On Mar 23, 2019, at 7:21 AM, Daniel Holth <dholth@gmail.com> wrote:

Hello. Can you help me to learn to debug tls problems in twisted?

Hi Daniel!  Thanks so much for trying to improve this aspect of the Twisted ecosystem.

I was disappointed that txacme, an automatic way to get certificates for twisted web, stopped working, so I'm trying to add a responder for the new challenge type.

This situation is definitely bad; as JP tersely put it on https://github.com/twisted/txacme/issues/148, "The published documentation makes it appear as though the server endpoint works though it has apparently been broken for about a year".

But to prevent onlookers from thinking the situation is even worse than it is, please allow me to clarify:

txacme still "works" in the sense that it supports the http-01 challenge (which is still supported for the forseeable future, AFAIK), and its challenge/response implementation also powers https://pypi.org/project/lancer/, which uses the dns-01 challenge.  However, its endpoints (and particularly its string endpoint plugin) doesn't support this challenge directly.

The thing that's broken is sni-01, which was disabled globally by Let's Encrypt for security reasons: https://www.zdnet.com/article/lets-encrypt-disables-tls-sni-01-validation/

One approach to fixing this is to implement a string endpoint syntax that listens on port 80 and supports HTTP-01 rather than trying to make TLS support TLS-ALPN-01.

See discussion here: https://github.com/twisted/txacme/issues/129.

Brian Warner already has a branch here: https://github.com/warner/txacme/tree/129-http01-endpoint but has not made a PR yet.  Perhaps you could resurrect this code, polish anything that needs polishing, and get it integrated and released :).

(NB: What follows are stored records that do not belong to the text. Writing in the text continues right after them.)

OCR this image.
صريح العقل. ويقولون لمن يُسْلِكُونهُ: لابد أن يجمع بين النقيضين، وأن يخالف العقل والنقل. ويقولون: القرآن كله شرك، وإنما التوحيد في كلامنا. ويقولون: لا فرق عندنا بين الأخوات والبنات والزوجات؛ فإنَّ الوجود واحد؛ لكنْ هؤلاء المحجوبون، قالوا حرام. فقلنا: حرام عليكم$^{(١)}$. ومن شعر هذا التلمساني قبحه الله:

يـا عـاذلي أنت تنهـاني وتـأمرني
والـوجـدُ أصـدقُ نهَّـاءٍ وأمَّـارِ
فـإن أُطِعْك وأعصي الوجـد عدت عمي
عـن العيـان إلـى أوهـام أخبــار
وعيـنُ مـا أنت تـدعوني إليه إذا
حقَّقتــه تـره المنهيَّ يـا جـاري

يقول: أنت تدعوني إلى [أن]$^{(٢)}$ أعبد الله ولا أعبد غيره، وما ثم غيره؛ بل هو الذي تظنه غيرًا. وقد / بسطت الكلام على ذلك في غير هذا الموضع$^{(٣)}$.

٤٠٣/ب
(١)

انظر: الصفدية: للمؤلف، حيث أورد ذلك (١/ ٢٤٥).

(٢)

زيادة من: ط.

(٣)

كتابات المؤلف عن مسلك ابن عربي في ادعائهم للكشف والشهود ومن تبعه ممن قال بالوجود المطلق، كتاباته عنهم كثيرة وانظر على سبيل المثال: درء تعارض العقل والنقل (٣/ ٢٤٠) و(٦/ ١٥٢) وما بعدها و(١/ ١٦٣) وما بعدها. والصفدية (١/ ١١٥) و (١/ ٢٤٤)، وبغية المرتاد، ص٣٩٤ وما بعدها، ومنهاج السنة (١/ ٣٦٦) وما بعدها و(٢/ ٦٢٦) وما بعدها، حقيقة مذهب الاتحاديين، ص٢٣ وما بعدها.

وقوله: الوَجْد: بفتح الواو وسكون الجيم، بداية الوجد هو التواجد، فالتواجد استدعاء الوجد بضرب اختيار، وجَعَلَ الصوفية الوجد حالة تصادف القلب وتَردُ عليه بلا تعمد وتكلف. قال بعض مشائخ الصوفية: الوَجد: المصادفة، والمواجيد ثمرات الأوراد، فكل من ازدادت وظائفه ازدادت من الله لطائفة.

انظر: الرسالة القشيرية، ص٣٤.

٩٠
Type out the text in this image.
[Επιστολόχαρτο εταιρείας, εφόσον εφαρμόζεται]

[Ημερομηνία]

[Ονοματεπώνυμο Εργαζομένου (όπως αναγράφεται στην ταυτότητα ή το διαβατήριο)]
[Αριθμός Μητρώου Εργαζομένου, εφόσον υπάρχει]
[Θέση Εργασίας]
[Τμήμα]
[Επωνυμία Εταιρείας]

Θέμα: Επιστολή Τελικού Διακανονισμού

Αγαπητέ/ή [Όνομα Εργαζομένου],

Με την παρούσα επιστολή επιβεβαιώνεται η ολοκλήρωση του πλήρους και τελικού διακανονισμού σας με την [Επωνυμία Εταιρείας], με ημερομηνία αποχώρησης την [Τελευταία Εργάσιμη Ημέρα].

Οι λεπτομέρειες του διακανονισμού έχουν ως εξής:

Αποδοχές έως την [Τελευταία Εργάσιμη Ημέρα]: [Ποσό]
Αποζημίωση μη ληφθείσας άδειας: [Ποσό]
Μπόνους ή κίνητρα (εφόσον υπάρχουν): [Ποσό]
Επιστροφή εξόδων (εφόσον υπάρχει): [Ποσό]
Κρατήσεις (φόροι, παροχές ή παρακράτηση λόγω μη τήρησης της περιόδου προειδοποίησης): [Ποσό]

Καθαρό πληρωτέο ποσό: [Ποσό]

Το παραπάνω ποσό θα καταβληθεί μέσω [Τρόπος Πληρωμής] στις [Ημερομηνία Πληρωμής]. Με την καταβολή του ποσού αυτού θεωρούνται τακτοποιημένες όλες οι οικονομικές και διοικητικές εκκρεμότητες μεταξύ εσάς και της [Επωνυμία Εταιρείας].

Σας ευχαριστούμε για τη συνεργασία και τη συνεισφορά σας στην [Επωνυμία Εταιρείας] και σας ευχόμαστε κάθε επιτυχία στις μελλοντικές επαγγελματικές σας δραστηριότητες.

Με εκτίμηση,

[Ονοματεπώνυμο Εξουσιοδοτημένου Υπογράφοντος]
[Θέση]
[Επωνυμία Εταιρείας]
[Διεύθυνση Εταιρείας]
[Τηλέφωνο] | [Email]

It sends a special certificate if the CA negotiates acme using alpn, proving domain control, then you get a certificate.

Seems to work with openssl s_client but letsencrypt says "no application protocol". Anyone know where that error comes from?


I suspect one thing you might be running into is this: https://github.com/pyca/pyopenssl/issues/769, i.e. the issue that caused Certbot to revert their own ALPN support: https://github.com/certbot/certbot/pull/6100.  This is an OpenSSL bug and there's not a whole lot Twisted can do about it.  See here where I ran into it myself, for this exact same reason: https://github.com/openssl/openssl/issues/7660#issuecomment-462104869

Even if you're not hitting this specific problem, continuing down this road (implementing the ALPN challenge using OpenSSL) is unfortunately a bad idea.

Fundamentally, the ALPN callback in OpenSSL is poorly designed, and optimized for the very specific negotiation process that HTTP/2 requires.  The guidance from people familiar with OpenSSL is - and I know this sounds like a joke, I wish I were kidding here, but no, this is seriously the recommendation - implement your own parser for the ClientHello, extract the ALPN field yourself, then construct an OpenSSL connection object based on what you find there, and hand it the bytes you just parsed.

Given the mechanics of the challenge message (i.e.: it's going to be in the initial clienthello) you could probably cheese it with a regex just to get something working.

I hope this was helpful.  Good luck, and please keep us posted on your efforts!